U.S. Sen. Ted Cruz, R-Texas, is fueling speculation about a 2016 presidential run by hiring a national fundraising adviser and two other consultants with connections to early primary states, the Washington Examiner reported Thursday. Cruz’ office said the hires were made to handle the demand for the senator’s presence at events across the country.

The consultants will be paid through Cruz’s Senate re-election committee and his political action committee, the Examiner said. This means they will not be working in Cruz’s Senate office. Demand for Cruz nationally has soared since he won election in 2012, and he has appeared a number of times in Iowa, an important early voting state during the 2016 primary season. His popularity among tea-party voters has landed him on the list of prospective presidential candidates.

Jason Miller, a partner with Jamestown Associates, a political-consulting firm that has advised tea-party candidates, will serve as a digital and communications adviser to Cruz. Miller has worked in South Carolina, another early voting state in 2016. The political operative, who has advised U.S. Sen. Tom Coburn, R-Okla., and U.S. Rep. Darrell Issa, R-Calif., will help Cruz “put together a more robust communications operation,” an adviser to the Texas senator told Politico.

Lauren Lofstrom, a national fundraiser who worked on Texas Gov. Rick Perry’s 2012 presidential bid, is also now on the Cruz payroll, the Examiner reported. She will handle attracting major donors to Cruz.

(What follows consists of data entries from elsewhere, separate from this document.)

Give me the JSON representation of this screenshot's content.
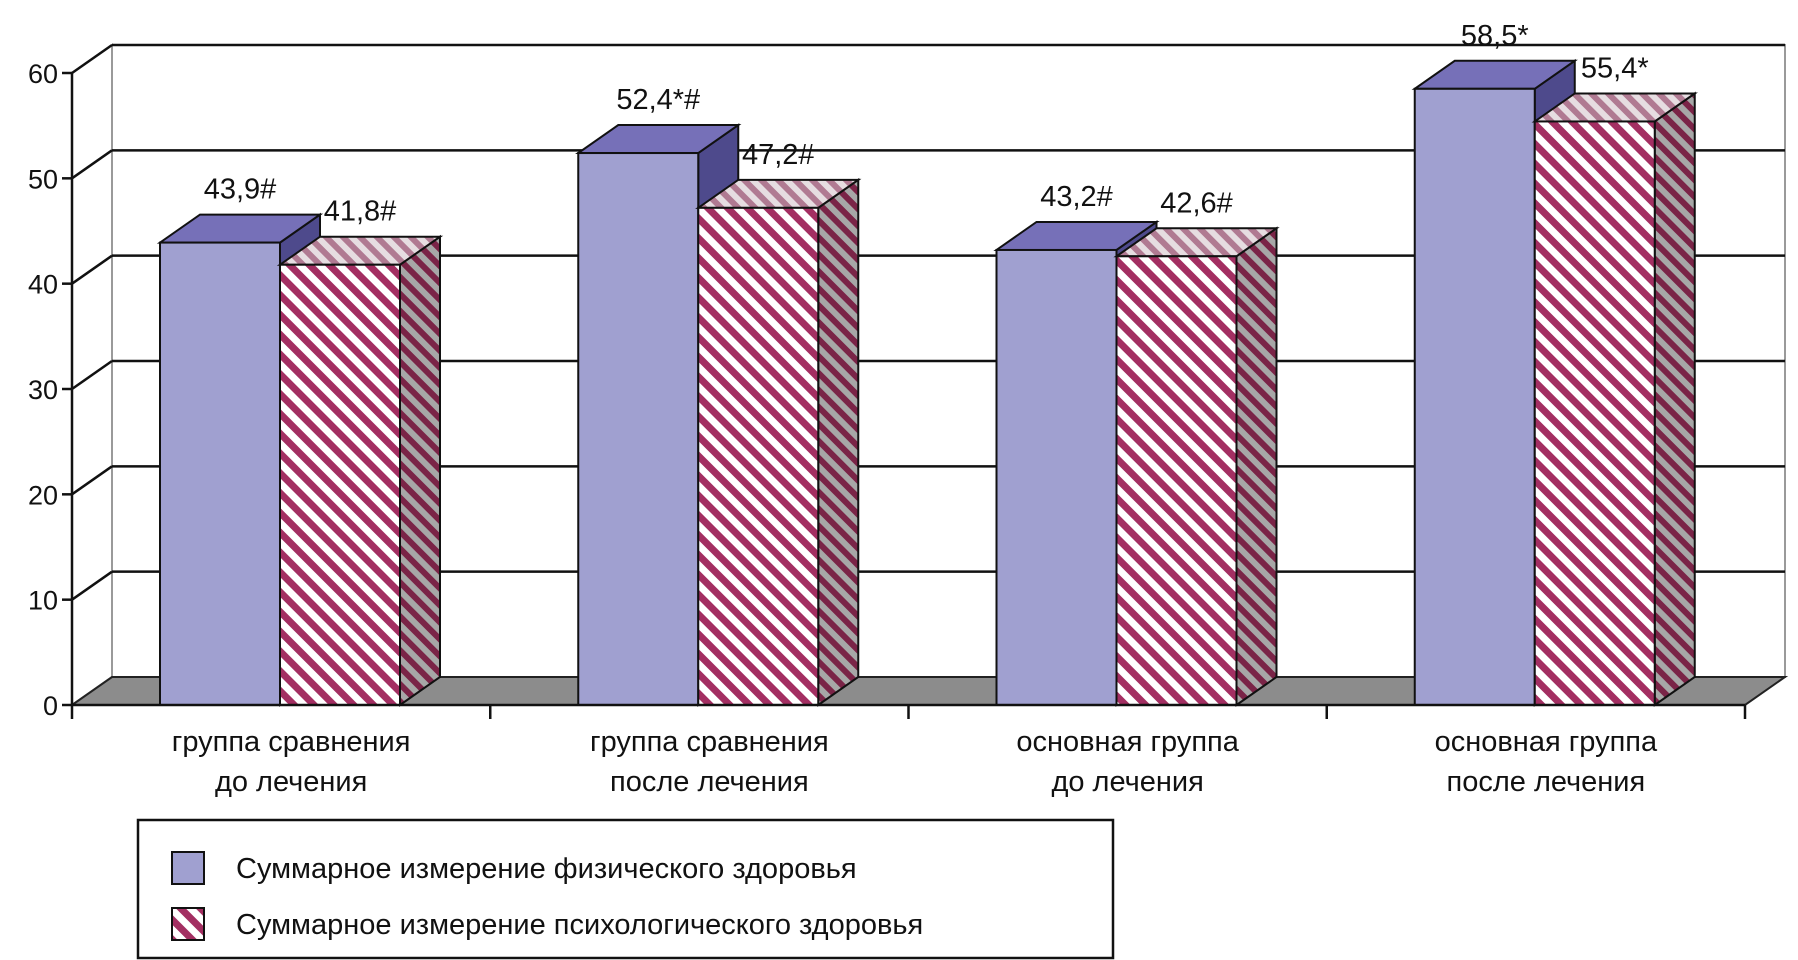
{
  "chart_data": {
    "type": "bar",
    "style": "3d-clustered-column",
    "categories": [
      [
        "группа сравнения",
        "до лечения"
      ],
      [
        "группа сравнения",
        "после лечения"
      ],
      [
        "основная группа",
        "до лечения"
      ],
      [
        "основная группа",
        "после лечения"
      ]
    ],
    "series": [
      {
        "name": "Суммарное измерение физического здоровья",
        "values": [
          43.9,
          52.4,
          43.2,
          58.5
        ],
        "labels": [
          "43,9#",
          "52,4*#",
          "43,2#",
          "58,5*"
        ],
        "color": "#a0a0d0",
        "top_color": "#7670b8",
        "side_color": "#4e4a8c",
        "pattern": "solid"
      },
      {
        "name": "Суммарное измерение психологического здоровья",
        "values": [
          41.8,
          47.2,
          42.6,
          55.4
        ],
        "labels": [
          "41,8#",
          "47,2#",
          "42,6#",
          "55,4*"
        ],
        "color": "#a32f62",
        "top_color": "#c8a6b4",
        "side_color": "#7a2447",
        "pattern": "diagonal-stripes"
      }
    ],
    "ylim": [
      0,
      60
    ],
    "yticks": [
      0,
      10,
      20,
      30,
      40,
      50,
      60
    ],
    "grid": true,
    "legend": "bottom-left"
  }
}
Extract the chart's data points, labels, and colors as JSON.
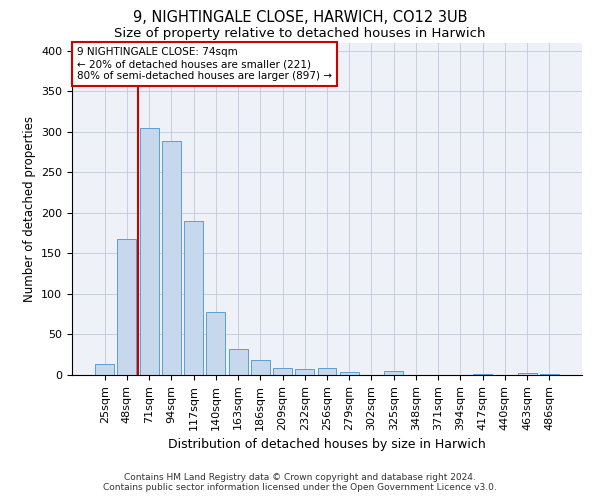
{
  "title_line1": "9, NIGHTINGALE CLOSE, HARWICH, CO12 3UB",
  "title_line2": "Size of property relative to detached houses in Harwich",
  "xlabel": "Distribution of detached houses by size in Harwich",
  "ylabel": "Number of detached properties",
  "categories": [
    "25sqm",
    "48sqm",
    "71sqm",
    "94sqm",
    "117sqm",
    "140sqm",
    "163sqm",
    "186sqm",
    "209sqm",
    "232sqm",
    "256sqm",
    "279sqm",
    "302sqm",
    "325sqm",
    "348sqm",
    "371sqm",
    "394sqm",
    "417sqm",
    "440sqm",
    "463sqm",
    "486sqm"
  ],
  "values": [
    14,
    168,
    305,
    288,
    190,
    78,
    32,
    19,
    9,
    8,
    9,
    4,
    0,
    5,
    0,
    0,
    0,
    1,
    0,
    2,
    1
  ],
  "bar_color": "#c8d8ec",
  "bar_edge_color": "#5a9fd4",
  "vline_index": 2,
  "annotation_text_line1": "9 NIGHTINGALE CLOSE: 74sqm",
  "annotation_text_line2": "← 20% of detached houses are smaller (221)",
  "annotation_text_line3": "80% of semi-detached houses are larger (897) →",
  "annotation_box_color": "white",
  "annotation_box_edge": "#cc0000",
  "vline_color": "#cc0000",
  "grid_color": "#c0c8d8",
  "background_color": "#eef2f8",
  "footer_line1": "Contains HM Land Registry data © Crown copyright and database right 2024.",
  "footer_line2": "Contains public sector information licensed under the Open Government Licence v3.0.",
  "ylim": [
    0,
    410
  ],
  "yticks": [
    0,
    50,
    100,
    150,
    200,
    250,
    300,
    350,
    400
  ],
  "title_fontsize": 10.5,
  "subtitle_fontsize": 9.5,
  "tick_fontsize": 8,
  "xlabel_fontsize": 9,
  "ylabel_fontsize": 8.5,
  "footer_fontsize": 6.5
}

Another operative with ties to Perry, Axiom Strategies founder Jeff Roe, has signed a contract to advise Cruz’s operation on “organizational guidance,” the Examiner said. Roe worked on former Arkansas Gov. Mike Huckabee’s presidential campaign in 2008 and has experience in Iowa. He “has run 56 races in the first 11 presidential primary states,” according to his biography on Axiom’s website.

Besides the hiring of the three consultants, there is also a rumor Chip Roy, Cruz’s chief of staff, will move from the senator’s office to his campaign operation. Staffers tried to downplay that speculation, Politico said.

Despite the three consultants’ ties to primary states, a Cruz adviser didn’t bring up 2016 while speaking about the hires with Politico. Cruz’s “leadership, his travel, the positions he’s taken; all of the above have created a real demand. We are making sure we are adding new resources,” the adviser said. “The only way to achieve change is to build a robust grass-roots army.”